The sun falls on my bare back and rolls down my calves; my Scottish girl walks in front of me, her sun-kissed legs sexy and supple. She rolls the r in my name when she calls me, and a cool ocean fills me with delight.

Gracias, Mexico! Like Alanis Morissette, I too want to say, “Thank you providence, thank you consequence, thank you silence …”

In the late morning my Scottish beauty and I sit in the Spanish class. We study together, make eyes at each other from behind our grammar books. She smiles at me and blushes slightly. We write love notes and hide it in each other’s books.

My Scottish lass and I ride around the old town over cobbled little streets, on our happy bicycles. We stop at little markets where we by buy fresh, giant pineapples and juicy mangoes, which we let stream over our laughing mouths. We talk to little señoras and they wink at how pretty my Scottish girl is as we eat gorditas in their cool, kitchen-like cocinas.

My Scottish girlfriend smiles at me, tells me that I’m sexy. She says she wants to be with me, probably forever. Her painfully beautiful blue-bell eyes laugh in their frame of blond-brown hair. She puts her cool hand on mine, footsies me under the señora’s kitchen table. My ill-faithed heart dud-dud-duds in my excited chest, my eyes steal her pink lips and I fly over seven oceans in a matter of seconds.

In the warm night air we walk hand in hand as we pass cantinas and fairy-lit palm trees, while mariachis sing just for us, smiling at my pretty princess from under their sombreros. I pull some pink bougainvillaea flowers from a tree and put it my lass’s hair. She laughs and puts a kiss on one of my cheeks, her hand on the other.

We talk about our lives, our love, our pain. Sometimes she brushes away a tear of remembrance; sometimes a teardrop escapes from the excitement of the present. We lie in the shade of a big old tree on the grass; stare at its branches as they dance with the sun.
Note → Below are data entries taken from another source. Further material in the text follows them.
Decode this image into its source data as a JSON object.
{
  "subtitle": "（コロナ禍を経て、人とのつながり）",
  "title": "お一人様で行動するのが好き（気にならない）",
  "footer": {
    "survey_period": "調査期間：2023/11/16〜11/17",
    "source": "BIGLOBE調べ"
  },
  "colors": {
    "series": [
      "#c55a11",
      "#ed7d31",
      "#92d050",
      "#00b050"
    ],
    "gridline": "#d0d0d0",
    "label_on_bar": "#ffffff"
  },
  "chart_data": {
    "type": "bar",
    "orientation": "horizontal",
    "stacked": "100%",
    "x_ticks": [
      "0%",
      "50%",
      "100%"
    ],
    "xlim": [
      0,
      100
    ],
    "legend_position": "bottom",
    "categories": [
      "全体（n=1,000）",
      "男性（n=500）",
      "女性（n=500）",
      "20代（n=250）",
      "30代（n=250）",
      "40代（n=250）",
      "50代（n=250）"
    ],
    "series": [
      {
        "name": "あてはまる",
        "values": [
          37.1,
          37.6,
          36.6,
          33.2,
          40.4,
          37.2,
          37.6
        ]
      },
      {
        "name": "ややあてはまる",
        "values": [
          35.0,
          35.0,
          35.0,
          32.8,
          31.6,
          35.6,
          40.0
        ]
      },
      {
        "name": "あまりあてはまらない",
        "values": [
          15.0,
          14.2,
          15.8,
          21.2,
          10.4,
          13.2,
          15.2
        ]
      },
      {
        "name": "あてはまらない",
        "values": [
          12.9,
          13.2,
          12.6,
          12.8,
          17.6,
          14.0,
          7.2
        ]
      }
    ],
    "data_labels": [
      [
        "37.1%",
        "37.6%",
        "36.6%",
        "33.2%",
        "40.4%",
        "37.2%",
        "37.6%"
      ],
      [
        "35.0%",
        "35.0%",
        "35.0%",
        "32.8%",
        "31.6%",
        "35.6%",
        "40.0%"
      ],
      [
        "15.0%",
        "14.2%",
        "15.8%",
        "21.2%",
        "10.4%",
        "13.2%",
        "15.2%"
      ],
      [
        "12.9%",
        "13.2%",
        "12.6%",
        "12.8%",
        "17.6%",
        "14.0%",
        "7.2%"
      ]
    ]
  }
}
On cooler winter evenings, my Scottish girlfriend wears her shawl, and her cheeks are even pinker then. Her smile is then even warmer, her eyes an even deeper blue. Bluer than the first time when I drowned in them, and almost died.

I knew then already …

It was a new country, a new life, a blissful experience. My Scottish girl. My heart full-faithed again, the fountain of hope spurting icy water over green, green grass, the sun around the neck of every hill, where it shines brightly: just for my Scottish girl and me.